Anche le aree rurali italiane potranno presto contare su servizi internet ad alta velocità, grazie al progetto «Banda larga nelle aree rurali», predisposto dal Ministero delle politiche agricole alimentari e forestali e notificato nei giorni scorsi alla Direzione Concorrenza della Commissione Europea.
Il progetto, cui sono destinati oltre 154 milioni di euro, sarà cofinanziato dall'Unione europea e realizzato nell'ambito dei Programmi regionali di Sviluppo Rurale (PSR) 2007-2013.
In risposta all'obiettivo comunitario che prevede l'estensione della rete internet ad alta velocità a tutti i cittadini entro il 2010 e, quindi, il superamento del divario digitale infrastrutturale presente nei territori rurali, il Mipaaf ha promosso l'inserimento nel Piano Strategico Nazionale per lo sviluppo rurale e nei PSR regionali, di una misura di intervento «ad hoc», destinata alle aree rurali più marginali, definite anche a fallimento di mercato (con una densità di popolazione inferiore ai 150 abitanti per chilometro quadrato), vale a dire quelle dove nessun operatore troverebbe conveniente investire, data la scarsa possibilità di recuperare gli investimenti realizzati a seguito del limitato numero di clienti.

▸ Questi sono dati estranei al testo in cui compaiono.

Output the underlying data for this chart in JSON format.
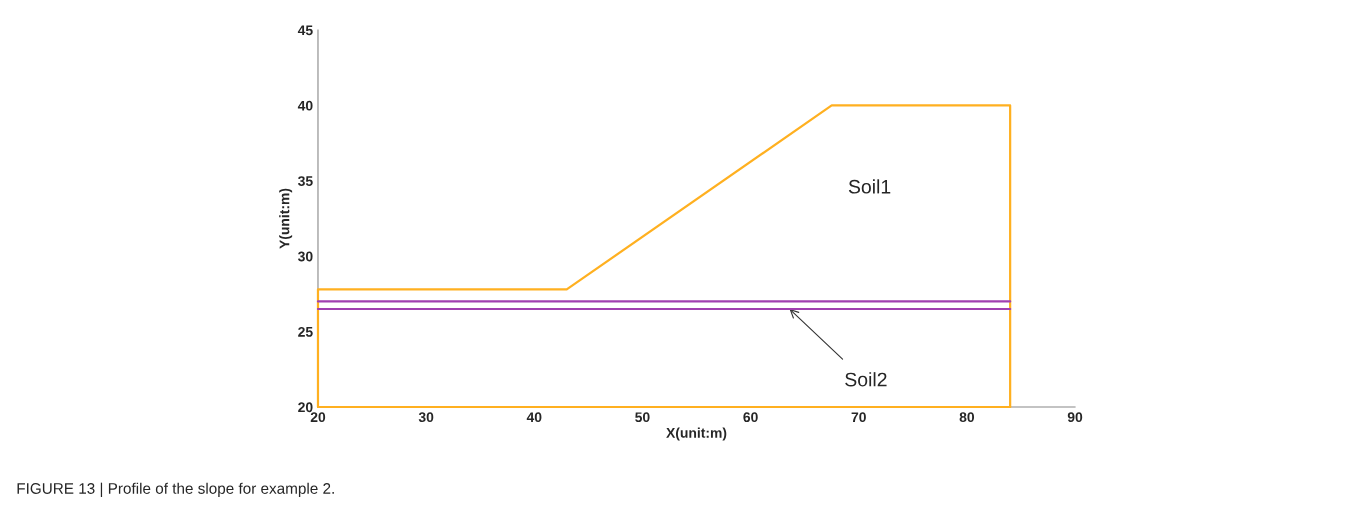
{
  "chart_data": {
    "type": "line",
    "xlabel": "X(unit:m)",
    "ylabel": "Y(unit:m)",
    "series": [
      {
        "color": "#ffb020",
        "x": [
          20,
          20,
          43,
          67.5,
          84,
          84
        ],
        "values": [
          20,
          27.8,
          27.8,
          40,
          40,
          20
        ]
      },
      {
        "color": "#ffb020",
        "x": [
          20,
          84
        ],
        "values": [
          20,
          20
        ]
      },
      {
        "color": "#a040b0",
        "x": [
          20,
          84
        ],
        "values": [
          26.5,
          26.5
        ]
      },
      {
        "color": "#a040b0",
        "x": [
          20,
          84
        ],
        "values": [
          27.0,
          27.0
        ]
      }
    ],
    "xlim": [
      20,
      90
    ],
    "xticks": [
      20,
      30,
      40,
      50,
      60,
      70,
      80,
      90
    ],
    "ylim": [
      20,
      45
    ],
    "yticks": [
      20,
      25,
      30,
      35,
      40,
      45
    ],
    "grid": false,
    "marker": "none",
    "line_style": "solid",
    "annotations": [
      "Soil1",
      {
        "text": "Soil2",
        "x": 63.6,
        "y": 26.5
      },
      "FIGURE 13 | Profile of the slope for example 2."
    ]
  }
}
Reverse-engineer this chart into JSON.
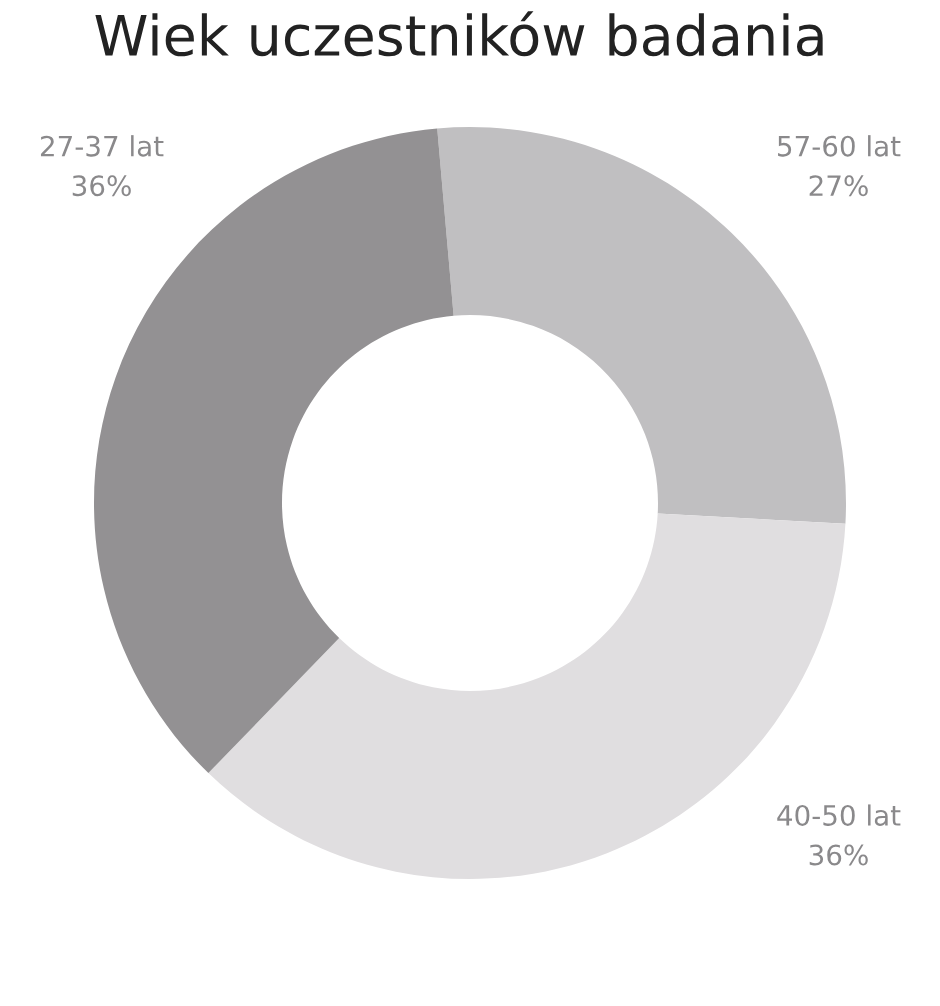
{
  "chart_data": {
    "type": "donut",
    "title": "Wiek uczestników badania",
    "categories": [
      "57-60 lat",
      "40-50 lat",
      "27-37 lat"
    ],
    "values": [
      27,
      36,
      36
    ],
    "value_labels": [
      "27%",
      "36%",
      "36%"
    ],
    "colors": [
      "#c0bfc1",
      "#e0dee0",
      "#939193"
    ],
    "legend": false
  }
}
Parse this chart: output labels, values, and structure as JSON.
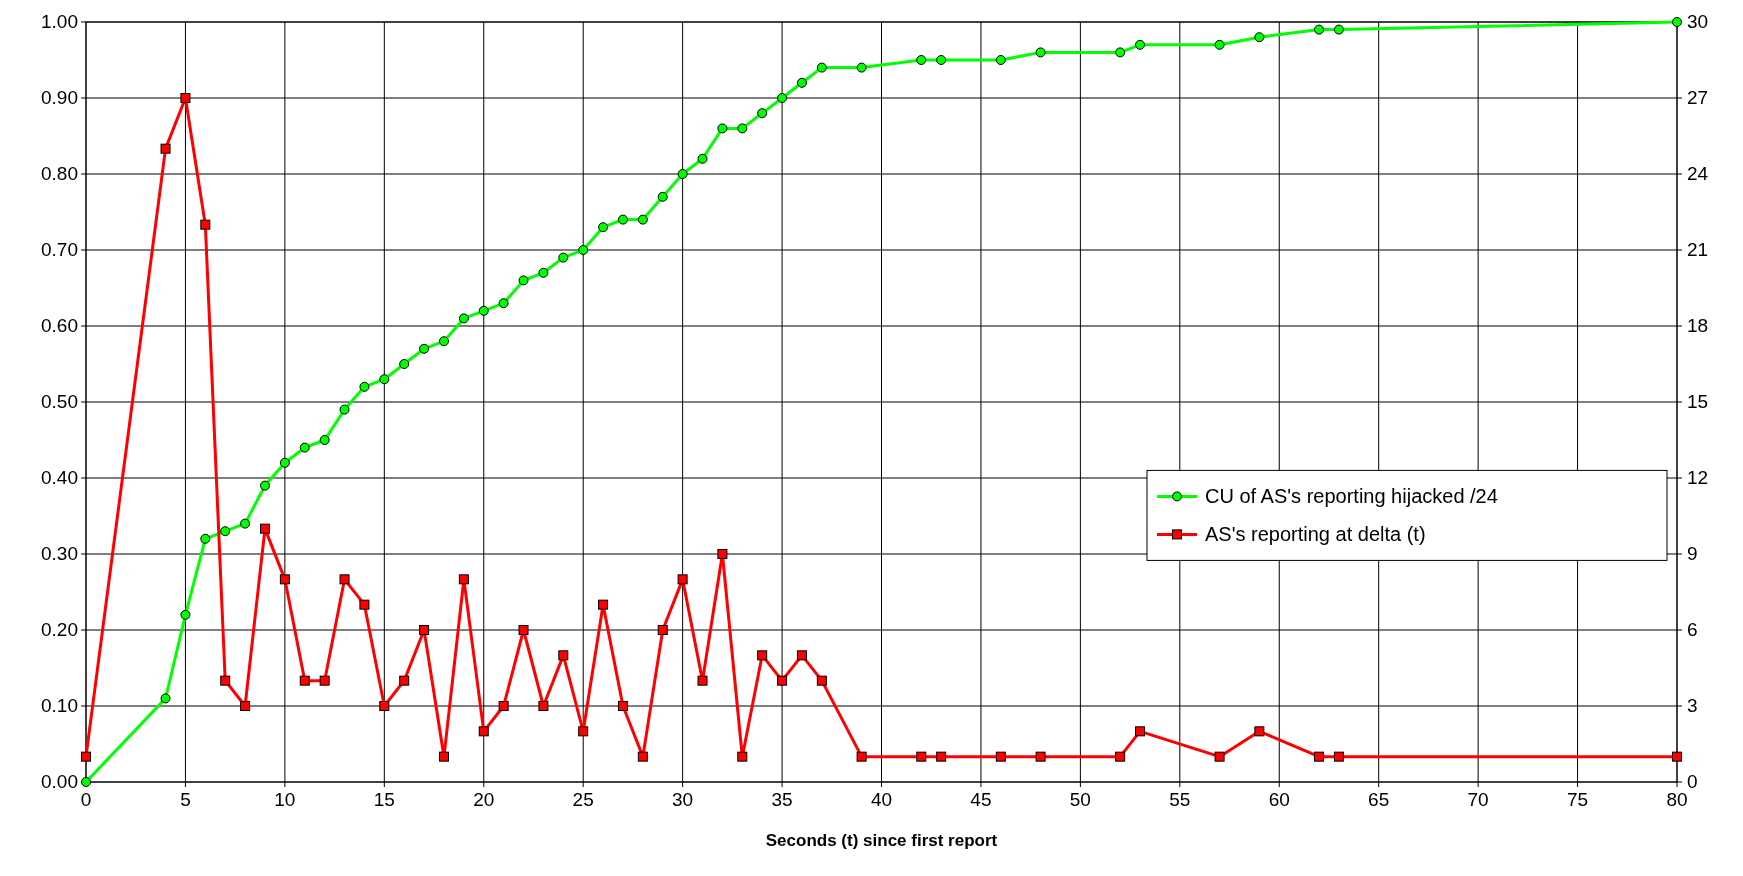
{
  "chart_data": {
    "type": "line",
    "xlabel": "Seconds (t) since first report",
    "xlim": [
      0,
      80
    ],
    "xticks": [
      0,
      5,
      10,
      15,
      20,
      25,
      30,
      35,
      40,
      45,
      50,
      55,
      60,
      65,
      70,
      75,
      80
    ],
    "ylim": [
      0,
      1
    ],
    "yticks": [
      {
        "value": 0,
        "label": "0.00"
      },
      {
        "value": 0.1,
        "label": "0.10"
      },
      {
        "value": 0.2,
        "label": "0.20"
      },
      {
        "value": 0.3,
        "label": "0.30"
      },
      {
        "value": 0.4,
        "label": "0.40"
      },
      {
        "value": 0.5,
        "label": "0.50"
      },
      {
        "value": 0.6,
        "label": "0.60"
      },
      {
        "value": 0.7,
        "label": "0.70"
      },
      {
        "value": 0.8,
        "label": "0.80"
      },
      {
        "value": 0.9,
        "label": "0.90"
      },
      {
        "value": 1,
        "label": "1.00"
      }
    ],
    "y2lim": [
      0,
      30
    ],
    "y2ticks": [
      0,
      3,
      6,
      9,
      12,
      15,
      18,
      21,
      24,
      27,
      30
    ],
    "grid": true,
    "legend": "right",
    "series": [
      {
        "name": "CU of AS's reporting hijacked /24",
        "color": "#00ff00",
        "marker": "circle",
        "x": [
          0,
          4,
          5,
          6,
          7,
          8,
          9,
          10,
          11,
          12,
          13,
          14,
          15,
          16,
          17,
          18,
          19,
          20,
          21,
          22,
          23,
          24,
          25,
          26,
          27,
          28,
          29,
          30,
          31,
          32,
          33,
          34,
          35,
          36,
          37,
          39,
          42,
          43,
          46,
          48,
          52,
          53,
          57,
          59,
          62,
          63,
          80
        ],
        "values": [
          0,
          0.11,
          0.22,
          0.32,
          0.33,
          0.34,
          0.39,
          0.42,
          0.44,
          0.45,
          0.49,
          0.52,
          0.53,
          0.55,
          0.57,
          0.58,
          0.61,
          0.62,
          0.63,
          0.66,
          0.67,
          0.69,
          0.7,
          0.73,
          0.74,
          0.74,
          0.77,
          0.8,
          0.82,
          0.86,
          0.86,
          0.88,
          0.9,
          0.92,
          0.94,
          0.94,
          0.95,
          0.95,
          0.95,
          0.96,
          0.96,
          0.97,
          0.97,
          0.98,
          0.99,
          0.99,
          1
        ]
      },
      {
        "name": "AS's reporting at delta (t)",
        "color": "#ff0000",
        "marker": "square",
        "axis": "y2",
        "x": [
          0,
          4,
          5,
          6,
          7,
          8,
          9,
          10,
          11,
          12,
          13,
          14,
          15,
          16,
          17,
          18,
          19,
          20,
          21,
          22,
          23,
          24,
          25,
          26,
          27,
          28,
          29,
          30,
          31,
          32,
          33,
          34,
          35,
          36,
          37,
          39,
          42,
          43,
          46,
          48,
          52,
          53,
          57,
          59,
          62,
          63,
          80
        ],
        "values": [
          1,
          25,
          27,
          22,
          4,
          3,
          10,
          8,
          4,
          4,
          8,
          7,
          3,
          4,
          6,
          1,
          8,
          2,
          3,
          6,
          3,
          5,
          2,
          7,
          3,
          1,
          6,
          8,
          4,
          9,
          1,
          5,
          4,
          5,
          4,
          1,
          1,
          1,
          1,
          1,
          1,
          2,
          1,
          2,
          1,
          1,
          1
        ]
      }
    ]
  }
}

A questo proposito, sono state utilizzate le risorse finanziarie straordinarie messe a disposizione dall'Unione Europea attraverso il cosiddetto Piano di ripresa economica (European Economic Recovery Plan), corrispondenti a circa 93 milioni di euro, cui si sono aggiunti circa 61 milioni di euro di cofinanziamento nazionale, per un ammontare complessivo di oltre 154 milioni di euro.
"Internet veloce - ha aggiunto il Ministro - è ormai diventato uno strumento imprescindibile per la crescita, la diversificazione e lo sviluppo delle economie delle aree rurali, e per la riduzione dell'isolamento fisico e geografico delle popolazioni residenti in queste zone".
Il progetto, condiviso con tutte le Regioni, è stato pensato in sinergia e complementarietà rispetto al più vasto Piano Nazionale di abbattimento del digital divide, noto anche come Piano Romani, predisposto dal Ministero dello Sviluppo Economico.
"Il mio auspicio - ha concluso Zaia - è che tali interventi costituiscano soltanto l'avvio del più ampio ed ambizioso programma, senza la cui realizzazione, gli stessi interventi rurali che abbiamo fortemente voluto, perderebbero di efficacia".